For all the analysis presented here, default threshold parameters were used, except for the clathrin-coated pit data, for which the thresholds were raised to 0.9 as described above and in the main text. The reconstructions using the default SRRF parameters on the Localisation Microscopy Challenge data included a low intensity fixed-pattern noise background of ~5% of the maximum intensity. To prevent analysing this as structure, this background was subtracted from the images before processing. This stage was not necessary for all other data.
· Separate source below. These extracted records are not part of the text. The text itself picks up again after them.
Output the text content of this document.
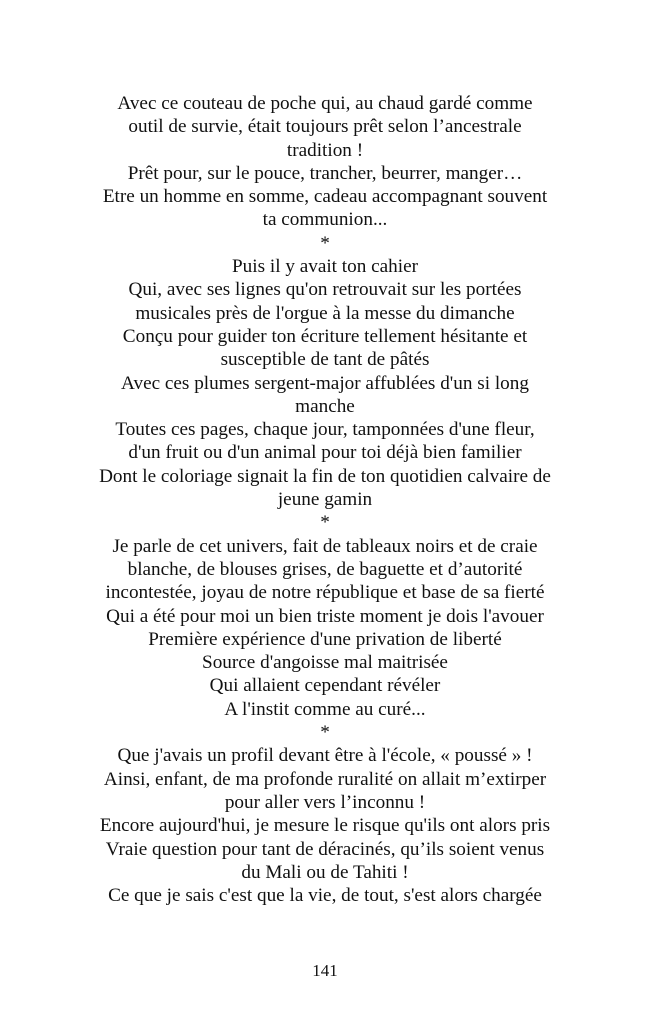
Avec ce couteau de poche qui, au chaud gardé comme
outil de survie, était toujours prêt selon l’ancestrale
tradition !
Prêt pour, sur le pouce, trancher, beurrer, manger…
Etre un homme en somme, cadeau accompagnant souvent
ta communion...
*
Puis il y avait ton cahier
Qui, avec ses lignes qu'on retrouvait sur les portées
musicales près de l'orgue à la messe du dimanche
Conçu pour guider ton écriture tellement hésitante et
susceptible de tant de pâtés
Avec ces plumes sergent-major affublées d'un si long
manche
Toutes ces pages, chaque jour, tamponnées d'une fleur,
d'un fruit ou d'un animal pour toi déjà bien familier
Dont le coloriage signait la fin de ton quotidien calvaire de
jeune gamin
*
Je parle de cet univers, fait de tableaux noirs et de craie
blanche, de blouses grises, de baguette et d’autorité
incontestée, joyau de notre république et base de sa fierté
Qui a été pour moi un bien triste moment je dois l'avouer
Première expérience d'une privation de liberté
Source d'angoisse mal maitrisée
Qui allaient cependant révéler
A l'instit comme au curé...
*
Que j'avais un profil devant être à l'école, « poussé » !
Ainsi, enfant, de ma profonde ruralité on allait m’extirper
pour aller vers l’inconnu !
Encore aujourd'hui, je mesure le risque qu'ils ont alors pris
Vraie question pour tant de déracinés, qu’ils soient venus
du Mali ou de Tahiti !
Ce que je sais c'est que la vie, de tout, s'est alors chargée
141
Statistics and reproducibility

The results presented in this work do not contain or depend on any statistics drawn from multiple measurements. All the localisation algorithms used and the HAWKMAN analysis use computational methods that do not contain any random stochastic processes. Repetition of the analysis on the same input data should therefore always produce identical results. No recording or analysis of the repeatability of either the localisation algorithms, all of which have been published, or our HAWKMAN software have been performed. However, we observed no variation in output whilst testing the software on different computer systems

The test data taken from the Localisation Microscopy Challenge all consist of more than 1000 frames each of which contains a substantial number of overlapping emitters. The structures contain multiples areas of closely spaces structure where reconstruction bias would be expected in high density data. The reconstructions would therefore constitute the sum of a large number of individual measurements. These data sets are intended as a benchmark for assessing the performance of localisation analysis.
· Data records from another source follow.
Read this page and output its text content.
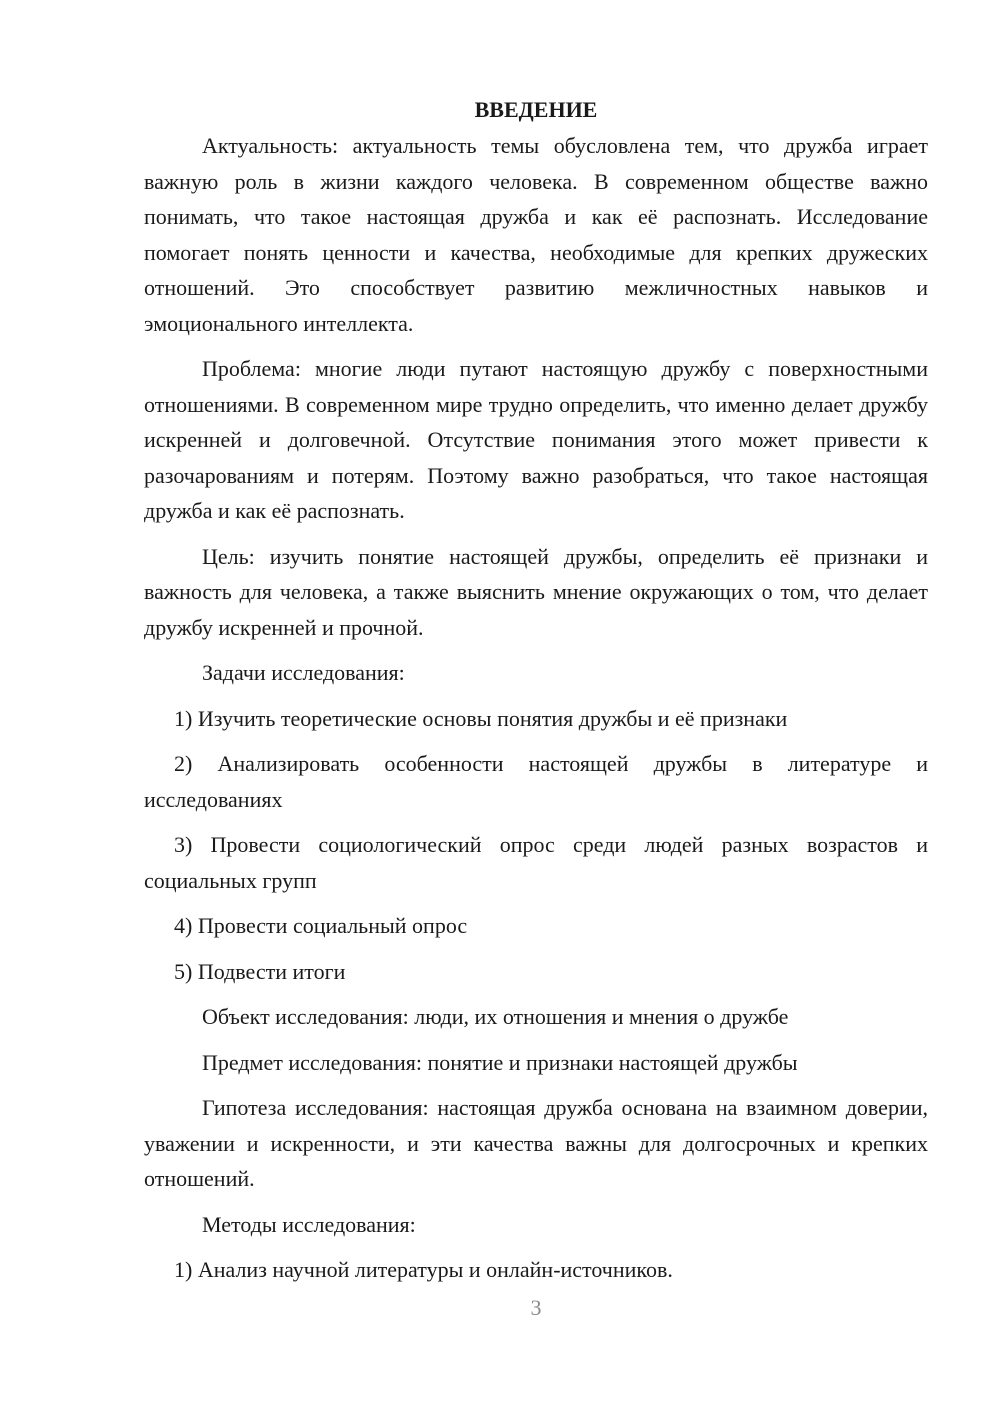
ВВЕДЕНИЕ

Актуальность: актуальность темы обусловлена тем, что дружба играет важную роль в жизни каждого человека. В современном обществе важно понимать, что такое настоящая дружба и как её распознать. Исследование помогает понять ценности и качества, необходимые для крепких дружеских отношений. Это способствует развитию межличностных навыков и эмоционального интеллекта.

Проблема: многие люди путают настоящую дружбу с поверхностными отношениями. В современном мире трудно определить, что именно делает дружбу искренней и долговечной. Отсутствие понимания этого может привести к разочарованиям и потерям. Поэтому важно разобраться, что такое настоящая дружба и как её распознать.

Цель: изучить понятие настоящей дружбы, определить её признаки и важность для человека, а также выяснить мнение окружающих о том, что делает дружбу искренней и прочной.

Задачи исследования:

1) Изучить теоретические основы понятия дружбы и её признаки

2) Анализировать особенности настоящей дружбы в литературе и исследованиях

3) Провести социологический опрос среди людей разных возрастов и социальных групп

4) Провести социальный опрос

5) Подвести итоги

Объект исследования: люди, их отношения и мнения о дружбе

Предмет исследования: понятие и признаки настоящей дружбы

Гипотеза исследования: настоящая дружба основана на взаимном доверии, уважении и искренности, и эти качества важны для долгосрочных и крепких отношений.

Методы исследования:

1) Анализ научной литературы и онлайн-источников.

3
For the simulations performed here, the number of frames produced is adjusted so that emitters make an average of ca. 5 appearances regardless of density. Additionally, each structural element also contains at least ten emitters per camera pixel, this ensures a high degree of sampling and therefore repeatability of the associated reconstructions. The reconstructions produced from experimental data are provided as examples of use of the analysis on diverse biological systems. Each input reconstruction contains multiple incidences of identified artefacts, the precise nature of which will be sample-dependent. The repeatability of these experiments was therefore  not examined but similar results were observed for the small number of other data sets examined.
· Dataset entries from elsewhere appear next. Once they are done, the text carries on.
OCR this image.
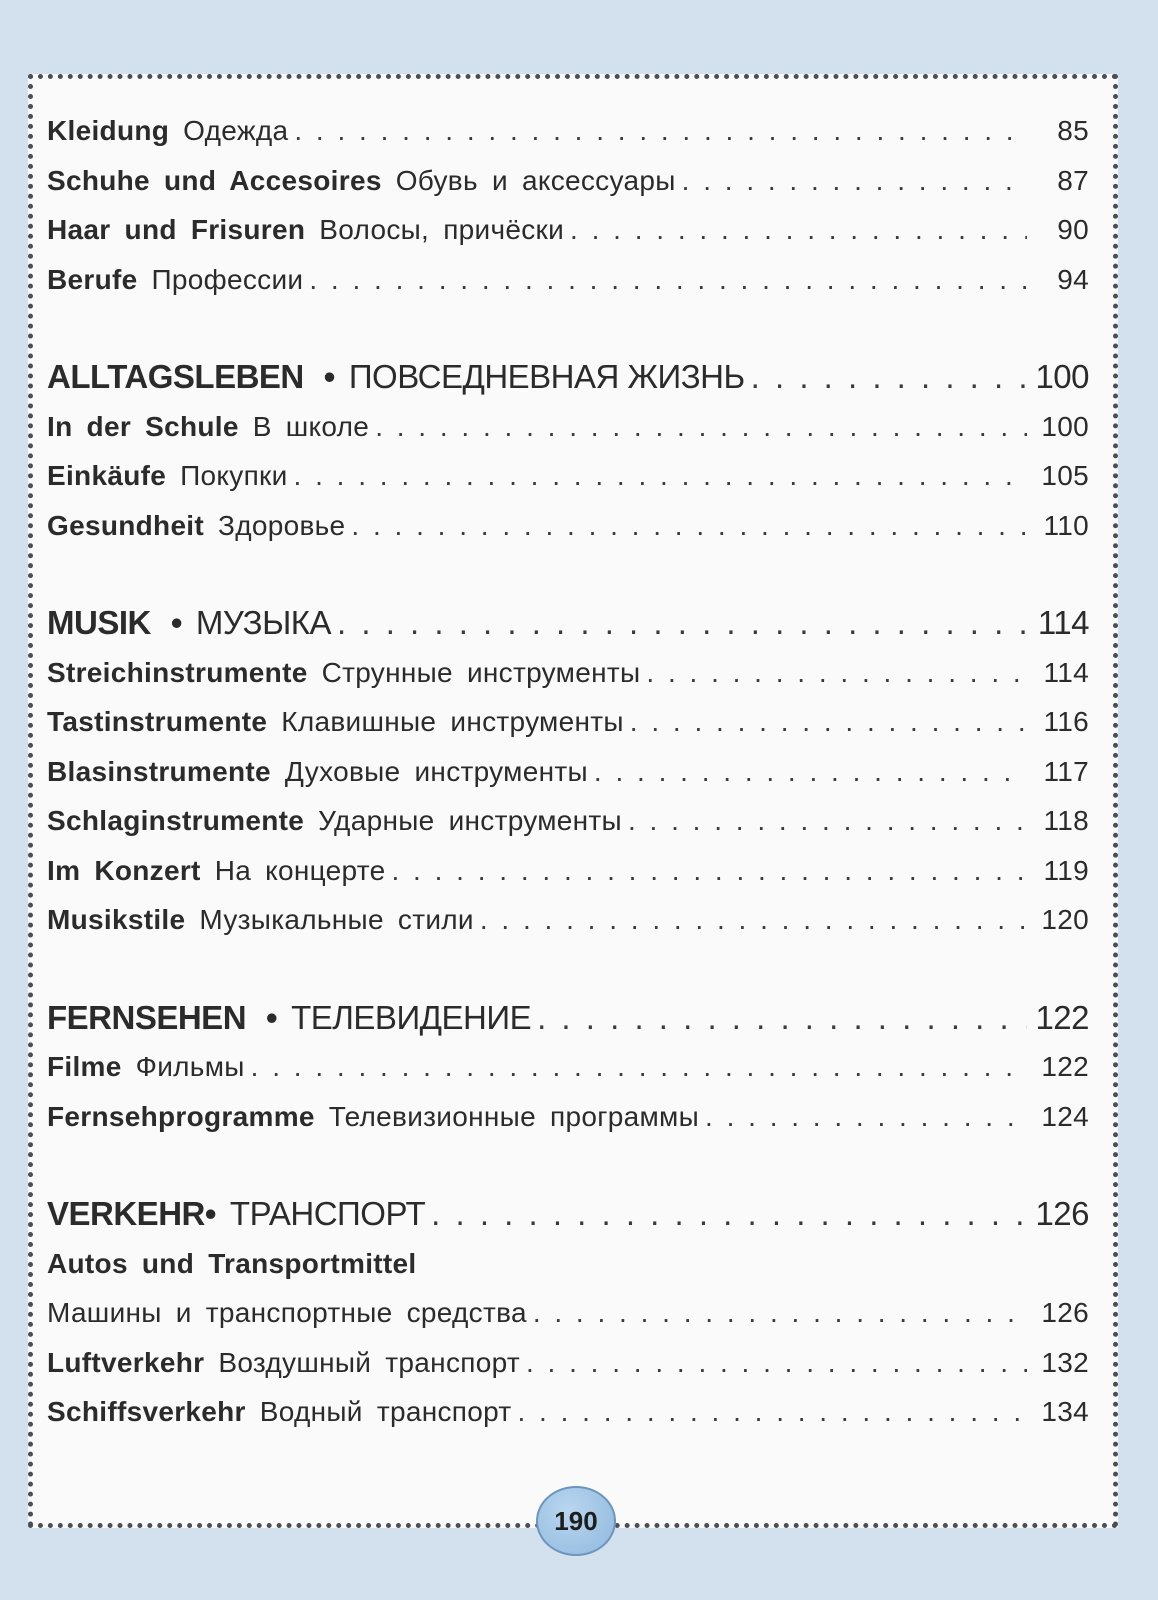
Kleidung Одежда . . .	85
Schuhe und Accesoires Обувь и аксессуары . . .	87
Haar und Frisuren Волосы, причёски . . .	90
Berufe Профессии . . .	94
ALLTAGSLEBEN • ПОВСЕДНЕВНАЯ ЖИЗНЬ . . .	100
In der Schule В школе . . .	100
Einkäufe Покупки . . .	105
Gesundheit Здоровье . . .	110
MUSIK • МУЗЫКА . . .	114
Streichinstrumente Струнные инструменты . . .	114
Tastinstrumente Клавишные инструменты . . .	116
Blasinstrumente Духовые инструменты . . .	117
Schlaginstrumente Ударные инструменты . . .	118
Im Konzert На концерте . . .	119
Musikstile Музыкальные стили . . .	120
FERNSEHEN • ТЕЛЕВИДЕНИЕ . . .	122
Filme Фильмы . . .	122
Fernsehprogramme Телевизионные программы . . .	124
VERKEHR • ТРАНСПОРТ . . .	126
Autos und Transportmittel
Машины и транспортные средства . . .	126
Luftverkehr Воздушный транспорт . . .	132
Schiffsverkehr Водный транспорт . . .	134
190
The data presented in the plots and bar graphs consist of single calculated measured values resulting from a single experiment/simulation. No statistics were derived from these measurements which have no associated error. The line profiles from line pair data are averaged across the entire height of the image unless otherwise indicated in the figure (Supplementary Fig. 12).

Ethical approval

The use of animal tissue described in this paper was covered by the King’s College London institutional license for tissue-only animal studies. No animal studies were performed in this work.

Reporting Summary

Further information on research design is available in the Nature Research Reporting Summary linked to this article.